Less intrusive than tags are cameras (including camera-traps) and listening devices. The ultrasonic calls that bats make, for example, enable us to identify species and to plot the places where bats feed and the routes that bats take when they commute between roosting and feeding sites. Permanently stationed bat detectors can automatically monitor and map calls in real time. This is already being done by University College London in the Queen Elizabeth Olympic Park, London, for example. It is easy to imagine such a scheme being expanded to cover a whole city, so that habitat networks for bats could be monitored and improved. As well as bats, many other species can be identified by sounds, from insects to birds, to whole ecosystems, so that work of Krause and his natural soundscapes could be brought into the city, in a way that will help us to green the city in a more effective and informed way. Machine learning will mean that the identification and mapping of habitats, species and green infrastructure types using aerial photography, cameras and camera-traps with both visible and invisible wavelengths can be expanded and refined.
In conclusion, it seems that smart cities are coming. However, it is important that smart cities are as much about nature, health, and wellbeing as traffic flows, crime detection, and evermore efficient provision of utilities. Making the city more permeable to both wildlife and people is a process that could be informed by bringing sensors that monitor the movement of wildlife. Climate change adaptation using natural interventions is already on the agenda of many cities. However, the efficacy of green infrastructure types and combinations in providing cooling and absorbing rainwater will be significantly improved through both detailed and wide-scale real-time measurement of temperature, humidity, evapotranspiration rate and flows. Combining this data with maps of hardship and deficiency will help cities to become smarter in the way they prioritise greening efforts.
About the Writer:
Gary Grant is a Chartered Environmentalist, Fellow of the Institute of Ecology and Environmental Management, Fellow of the Leeds Sustainability Institute, and Thesis Supervisor at the Bartlett Faculty of the Built Environment, University College London. He is Director of the Green Infrastructure Consultancy (http://greeninfrastructureconsultancy.com/).

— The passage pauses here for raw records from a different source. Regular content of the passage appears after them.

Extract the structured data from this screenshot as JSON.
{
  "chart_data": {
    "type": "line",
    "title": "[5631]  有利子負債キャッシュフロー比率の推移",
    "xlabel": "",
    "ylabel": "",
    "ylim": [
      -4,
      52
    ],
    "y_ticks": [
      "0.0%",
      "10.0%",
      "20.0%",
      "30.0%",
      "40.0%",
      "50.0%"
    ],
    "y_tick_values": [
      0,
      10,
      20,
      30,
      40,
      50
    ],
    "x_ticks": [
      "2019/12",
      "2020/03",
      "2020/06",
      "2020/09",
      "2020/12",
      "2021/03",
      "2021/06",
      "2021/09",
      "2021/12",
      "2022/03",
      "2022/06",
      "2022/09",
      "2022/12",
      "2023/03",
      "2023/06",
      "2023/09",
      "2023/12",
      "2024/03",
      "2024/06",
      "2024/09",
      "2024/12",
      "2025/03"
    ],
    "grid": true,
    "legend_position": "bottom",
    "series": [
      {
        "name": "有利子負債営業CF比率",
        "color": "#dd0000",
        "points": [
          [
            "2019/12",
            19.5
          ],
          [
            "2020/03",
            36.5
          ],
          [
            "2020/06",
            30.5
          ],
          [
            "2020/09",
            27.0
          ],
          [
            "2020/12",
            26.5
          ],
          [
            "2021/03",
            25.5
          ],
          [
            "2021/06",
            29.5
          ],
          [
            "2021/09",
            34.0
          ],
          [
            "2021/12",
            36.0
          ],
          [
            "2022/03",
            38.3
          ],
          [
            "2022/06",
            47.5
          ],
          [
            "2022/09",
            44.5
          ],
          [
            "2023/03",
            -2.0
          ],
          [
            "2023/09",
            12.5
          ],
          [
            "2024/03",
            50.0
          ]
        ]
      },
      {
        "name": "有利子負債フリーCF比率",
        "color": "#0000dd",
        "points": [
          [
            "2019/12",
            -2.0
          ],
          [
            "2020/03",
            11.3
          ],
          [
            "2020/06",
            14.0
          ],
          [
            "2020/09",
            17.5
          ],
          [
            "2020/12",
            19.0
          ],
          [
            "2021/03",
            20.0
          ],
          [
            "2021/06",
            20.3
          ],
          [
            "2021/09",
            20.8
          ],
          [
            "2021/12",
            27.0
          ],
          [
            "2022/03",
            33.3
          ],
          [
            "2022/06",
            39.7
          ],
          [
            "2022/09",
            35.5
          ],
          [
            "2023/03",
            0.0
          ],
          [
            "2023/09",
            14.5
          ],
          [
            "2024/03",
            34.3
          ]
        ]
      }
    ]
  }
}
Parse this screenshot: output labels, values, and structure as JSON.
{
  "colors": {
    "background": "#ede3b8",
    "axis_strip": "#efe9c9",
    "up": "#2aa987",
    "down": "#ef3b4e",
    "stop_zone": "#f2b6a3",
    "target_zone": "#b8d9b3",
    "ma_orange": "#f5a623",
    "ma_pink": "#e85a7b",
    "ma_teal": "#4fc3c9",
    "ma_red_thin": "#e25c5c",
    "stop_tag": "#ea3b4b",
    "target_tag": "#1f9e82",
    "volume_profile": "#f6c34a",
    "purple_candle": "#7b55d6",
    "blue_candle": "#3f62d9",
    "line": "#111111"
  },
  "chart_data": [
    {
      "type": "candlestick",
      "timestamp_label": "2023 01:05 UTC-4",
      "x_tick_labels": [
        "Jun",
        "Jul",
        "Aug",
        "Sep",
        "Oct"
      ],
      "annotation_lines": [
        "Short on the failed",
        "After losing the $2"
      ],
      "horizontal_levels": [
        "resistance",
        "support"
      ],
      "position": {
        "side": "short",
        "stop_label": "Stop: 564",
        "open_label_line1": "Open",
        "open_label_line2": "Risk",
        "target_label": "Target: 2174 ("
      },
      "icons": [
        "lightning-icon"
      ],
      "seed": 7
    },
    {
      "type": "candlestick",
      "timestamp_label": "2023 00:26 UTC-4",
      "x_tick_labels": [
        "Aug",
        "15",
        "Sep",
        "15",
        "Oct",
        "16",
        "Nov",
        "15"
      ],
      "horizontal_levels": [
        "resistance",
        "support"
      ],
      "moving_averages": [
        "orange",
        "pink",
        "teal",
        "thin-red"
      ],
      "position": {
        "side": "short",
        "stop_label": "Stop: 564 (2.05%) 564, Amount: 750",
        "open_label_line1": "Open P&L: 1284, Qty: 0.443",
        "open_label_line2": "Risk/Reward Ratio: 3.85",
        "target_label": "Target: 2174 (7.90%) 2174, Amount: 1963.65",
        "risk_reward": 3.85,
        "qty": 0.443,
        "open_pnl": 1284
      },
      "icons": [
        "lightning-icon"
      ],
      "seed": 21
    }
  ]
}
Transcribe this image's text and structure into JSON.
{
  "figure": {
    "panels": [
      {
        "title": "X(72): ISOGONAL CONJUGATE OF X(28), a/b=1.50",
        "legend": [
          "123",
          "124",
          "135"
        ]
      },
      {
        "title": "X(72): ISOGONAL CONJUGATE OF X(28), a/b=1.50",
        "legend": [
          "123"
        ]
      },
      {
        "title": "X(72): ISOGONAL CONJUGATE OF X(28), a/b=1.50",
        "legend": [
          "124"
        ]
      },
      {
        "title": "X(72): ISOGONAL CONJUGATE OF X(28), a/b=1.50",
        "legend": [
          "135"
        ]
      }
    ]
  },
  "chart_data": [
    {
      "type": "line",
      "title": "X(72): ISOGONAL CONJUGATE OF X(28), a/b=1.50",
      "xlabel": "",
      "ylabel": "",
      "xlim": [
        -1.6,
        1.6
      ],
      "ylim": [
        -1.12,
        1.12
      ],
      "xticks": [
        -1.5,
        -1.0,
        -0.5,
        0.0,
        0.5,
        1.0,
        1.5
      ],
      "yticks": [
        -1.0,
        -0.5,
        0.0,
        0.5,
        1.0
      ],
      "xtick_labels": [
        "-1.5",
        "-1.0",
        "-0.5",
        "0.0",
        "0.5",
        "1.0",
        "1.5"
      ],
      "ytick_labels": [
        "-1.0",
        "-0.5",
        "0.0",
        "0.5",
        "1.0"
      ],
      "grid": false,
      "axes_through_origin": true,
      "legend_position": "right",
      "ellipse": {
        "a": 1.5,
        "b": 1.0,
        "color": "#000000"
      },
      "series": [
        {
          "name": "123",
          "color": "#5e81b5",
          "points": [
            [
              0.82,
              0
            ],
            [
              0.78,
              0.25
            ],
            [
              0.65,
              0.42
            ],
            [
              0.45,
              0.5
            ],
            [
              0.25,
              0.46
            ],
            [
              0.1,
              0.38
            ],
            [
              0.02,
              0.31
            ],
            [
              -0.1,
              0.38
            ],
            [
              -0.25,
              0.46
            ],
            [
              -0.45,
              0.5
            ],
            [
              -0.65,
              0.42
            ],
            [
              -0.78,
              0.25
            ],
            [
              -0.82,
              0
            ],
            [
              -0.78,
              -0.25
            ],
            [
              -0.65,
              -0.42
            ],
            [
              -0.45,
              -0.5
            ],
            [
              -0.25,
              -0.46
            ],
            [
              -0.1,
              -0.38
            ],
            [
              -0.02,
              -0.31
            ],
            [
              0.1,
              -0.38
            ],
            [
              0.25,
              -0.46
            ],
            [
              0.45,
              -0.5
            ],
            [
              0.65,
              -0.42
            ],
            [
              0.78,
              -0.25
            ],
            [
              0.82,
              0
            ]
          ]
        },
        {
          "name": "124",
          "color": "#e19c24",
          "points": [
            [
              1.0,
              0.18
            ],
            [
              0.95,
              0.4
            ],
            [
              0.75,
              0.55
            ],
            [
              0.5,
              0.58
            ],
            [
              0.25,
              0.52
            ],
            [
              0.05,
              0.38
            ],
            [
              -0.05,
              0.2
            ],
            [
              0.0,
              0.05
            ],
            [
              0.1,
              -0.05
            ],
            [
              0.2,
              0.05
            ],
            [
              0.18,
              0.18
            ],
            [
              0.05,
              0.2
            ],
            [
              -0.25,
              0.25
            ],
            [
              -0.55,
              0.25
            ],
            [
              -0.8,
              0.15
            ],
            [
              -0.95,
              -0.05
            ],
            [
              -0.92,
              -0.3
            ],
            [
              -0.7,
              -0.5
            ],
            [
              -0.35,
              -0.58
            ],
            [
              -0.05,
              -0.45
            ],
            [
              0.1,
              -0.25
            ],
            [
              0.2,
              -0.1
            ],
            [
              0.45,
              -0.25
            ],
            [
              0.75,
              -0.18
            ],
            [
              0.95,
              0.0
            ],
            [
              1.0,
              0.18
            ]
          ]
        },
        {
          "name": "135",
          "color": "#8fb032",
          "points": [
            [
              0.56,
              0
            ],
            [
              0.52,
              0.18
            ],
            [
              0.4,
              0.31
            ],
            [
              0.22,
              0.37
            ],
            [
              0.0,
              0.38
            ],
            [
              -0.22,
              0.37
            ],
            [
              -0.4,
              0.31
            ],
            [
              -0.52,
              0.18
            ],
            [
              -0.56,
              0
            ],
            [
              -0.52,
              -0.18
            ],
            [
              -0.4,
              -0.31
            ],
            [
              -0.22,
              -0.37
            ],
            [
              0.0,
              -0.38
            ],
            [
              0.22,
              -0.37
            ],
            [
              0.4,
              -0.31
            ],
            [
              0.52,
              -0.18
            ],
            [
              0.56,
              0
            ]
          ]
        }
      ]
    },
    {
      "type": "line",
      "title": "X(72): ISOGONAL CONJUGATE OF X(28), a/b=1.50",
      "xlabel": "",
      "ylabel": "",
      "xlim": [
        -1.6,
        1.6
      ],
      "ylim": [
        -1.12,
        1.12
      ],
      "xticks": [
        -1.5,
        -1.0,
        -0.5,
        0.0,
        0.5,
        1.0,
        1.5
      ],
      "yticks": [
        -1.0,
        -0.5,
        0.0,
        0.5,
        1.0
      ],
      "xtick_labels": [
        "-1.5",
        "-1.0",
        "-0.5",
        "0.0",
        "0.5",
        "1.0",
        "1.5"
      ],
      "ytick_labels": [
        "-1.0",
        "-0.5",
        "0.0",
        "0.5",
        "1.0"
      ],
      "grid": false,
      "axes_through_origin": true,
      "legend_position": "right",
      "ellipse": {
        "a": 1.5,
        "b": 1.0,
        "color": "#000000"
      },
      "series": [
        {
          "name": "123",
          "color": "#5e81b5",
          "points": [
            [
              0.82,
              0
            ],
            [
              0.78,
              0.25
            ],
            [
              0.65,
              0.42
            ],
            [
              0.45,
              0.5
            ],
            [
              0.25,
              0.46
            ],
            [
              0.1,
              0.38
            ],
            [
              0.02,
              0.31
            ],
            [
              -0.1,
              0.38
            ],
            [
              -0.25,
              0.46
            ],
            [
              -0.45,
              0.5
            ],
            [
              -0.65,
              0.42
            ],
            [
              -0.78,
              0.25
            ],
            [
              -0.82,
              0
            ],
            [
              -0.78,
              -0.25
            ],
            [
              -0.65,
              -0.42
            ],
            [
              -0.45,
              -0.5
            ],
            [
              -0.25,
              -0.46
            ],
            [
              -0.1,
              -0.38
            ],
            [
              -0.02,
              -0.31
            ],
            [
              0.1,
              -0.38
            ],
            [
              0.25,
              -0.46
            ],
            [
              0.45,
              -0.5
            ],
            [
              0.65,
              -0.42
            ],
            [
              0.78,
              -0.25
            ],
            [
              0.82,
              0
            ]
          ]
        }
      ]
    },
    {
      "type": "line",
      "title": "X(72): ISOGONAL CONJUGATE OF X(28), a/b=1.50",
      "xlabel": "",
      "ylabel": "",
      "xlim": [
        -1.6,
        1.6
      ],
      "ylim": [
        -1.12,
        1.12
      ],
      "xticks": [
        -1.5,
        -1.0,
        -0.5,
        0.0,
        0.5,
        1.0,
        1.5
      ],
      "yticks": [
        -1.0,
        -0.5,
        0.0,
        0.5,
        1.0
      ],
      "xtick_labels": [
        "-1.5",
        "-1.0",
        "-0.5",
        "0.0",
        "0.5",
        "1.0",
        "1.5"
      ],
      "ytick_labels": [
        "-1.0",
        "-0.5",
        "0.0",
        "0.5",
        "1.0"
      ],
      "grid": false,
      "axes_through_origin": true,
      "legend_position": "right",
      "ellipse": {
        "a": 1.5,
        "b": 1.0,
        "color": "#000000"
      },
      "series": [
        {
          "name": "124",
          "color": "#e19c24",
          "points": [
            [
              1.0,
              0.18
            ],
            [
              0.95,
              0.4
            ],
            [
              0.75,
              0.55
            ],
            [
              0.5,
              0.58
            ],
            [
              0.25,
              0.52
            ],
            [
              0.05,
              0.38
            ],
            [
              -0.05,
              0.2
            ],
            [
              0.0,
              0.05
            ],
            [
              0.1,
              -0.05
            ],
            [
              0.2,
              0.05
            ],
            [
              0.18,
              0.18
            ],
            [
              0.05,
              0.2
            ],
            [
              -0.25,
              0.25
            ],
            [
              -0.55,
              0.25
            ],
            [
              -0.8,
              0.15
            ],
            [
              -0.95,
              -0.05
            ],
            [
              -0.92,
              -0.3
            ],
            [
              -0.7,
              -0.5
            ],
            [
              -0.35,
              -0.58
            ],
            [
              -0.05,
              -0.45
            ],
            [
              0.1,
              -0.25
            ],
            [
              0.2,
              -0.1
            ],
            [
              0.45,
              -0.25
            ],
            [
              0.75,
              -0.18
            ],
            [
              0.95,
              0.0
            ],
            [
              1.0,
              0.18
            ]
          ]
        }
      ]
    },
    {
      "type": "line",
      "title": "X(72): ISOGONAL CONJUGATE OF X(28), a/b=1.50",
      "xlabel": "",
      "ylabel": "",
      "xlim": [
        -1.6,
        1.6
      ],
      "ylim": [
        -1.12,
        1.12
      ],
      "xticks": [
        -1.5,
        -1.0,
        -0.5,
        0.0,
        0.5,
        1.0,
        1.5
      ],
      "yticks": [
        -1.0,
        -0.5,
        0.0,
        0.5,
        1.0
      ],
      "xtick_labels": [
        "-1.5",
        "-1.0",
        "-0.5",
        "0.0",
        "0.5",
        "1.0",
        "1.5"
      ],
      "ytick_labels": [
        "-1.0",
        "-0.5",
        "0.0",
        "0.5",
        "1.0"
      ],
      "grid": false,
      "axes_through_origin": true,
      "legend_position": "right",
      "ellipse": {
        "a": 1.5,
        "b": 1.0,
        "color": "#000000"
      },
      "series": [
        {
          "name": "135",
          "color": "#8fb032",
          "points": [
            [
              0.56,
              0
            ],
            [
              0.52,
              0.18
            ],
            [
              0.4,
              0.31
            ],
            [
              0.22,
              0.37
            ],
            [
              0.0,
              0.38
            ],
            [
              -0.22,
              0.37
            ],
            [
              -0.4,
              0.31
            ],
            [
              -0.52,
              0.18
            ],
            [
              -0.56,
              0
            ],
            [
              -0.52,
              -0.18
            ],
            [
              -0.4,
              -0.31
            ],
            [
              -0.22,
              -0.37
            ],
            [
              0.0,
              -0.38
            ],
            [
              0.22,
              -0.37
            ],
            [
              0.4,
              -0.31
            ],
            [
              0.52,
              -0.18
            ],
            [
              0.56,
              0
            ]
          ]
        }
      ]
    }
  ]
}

4 thoughts on “Can Smart Cities be Smart Green Cities? We’ll See”
Thanks a lot my dear friend for your excellent article – I am absolutely with you !
Good to chat in Budapest at EUGIC’17 recently.
I remain deeply skeptical and suspicious of so-called Smart Cities. Why ? would take too long to explain elaborate here. Except to sketch a frame embracing Tech-Utopia, Demcoratic Deficits in Urban Placemaking and what George Monbiot (writing about the related delusions of ‘Natural Capital’) decribes as a capitalist trap.
In the USA, smart cities is a broader more inventive connotation – around greening, smart urban planning and design and re-naturing. I’m more incilnded to that and to human-centred democratic cities. Skeptically Yours, Aidan J. ffrench Landscape Architect/Past President, The Irish Landscaspe Institute, Dublin
My 1982 book “Los Angeles: a History of the Future” described the transformation of a major metropolis toward balance with nature, during many decades. http://paulglover.org/lahofbook.html
In my view a smart city is a place where the needs of local communities and the quality of the environment are put first. Technology is simply a tool which changes over time. In Britain the post war redevelopment of our largest cities focused on the technology of the time as if it was a panacea. We know now that the technology of that time created its own problems and it has since evolved further. I believe smart cities should be planned for future adaption knowing that our built and green spaces will have further opportunities to change and will need to be able to adapt and evolve over time.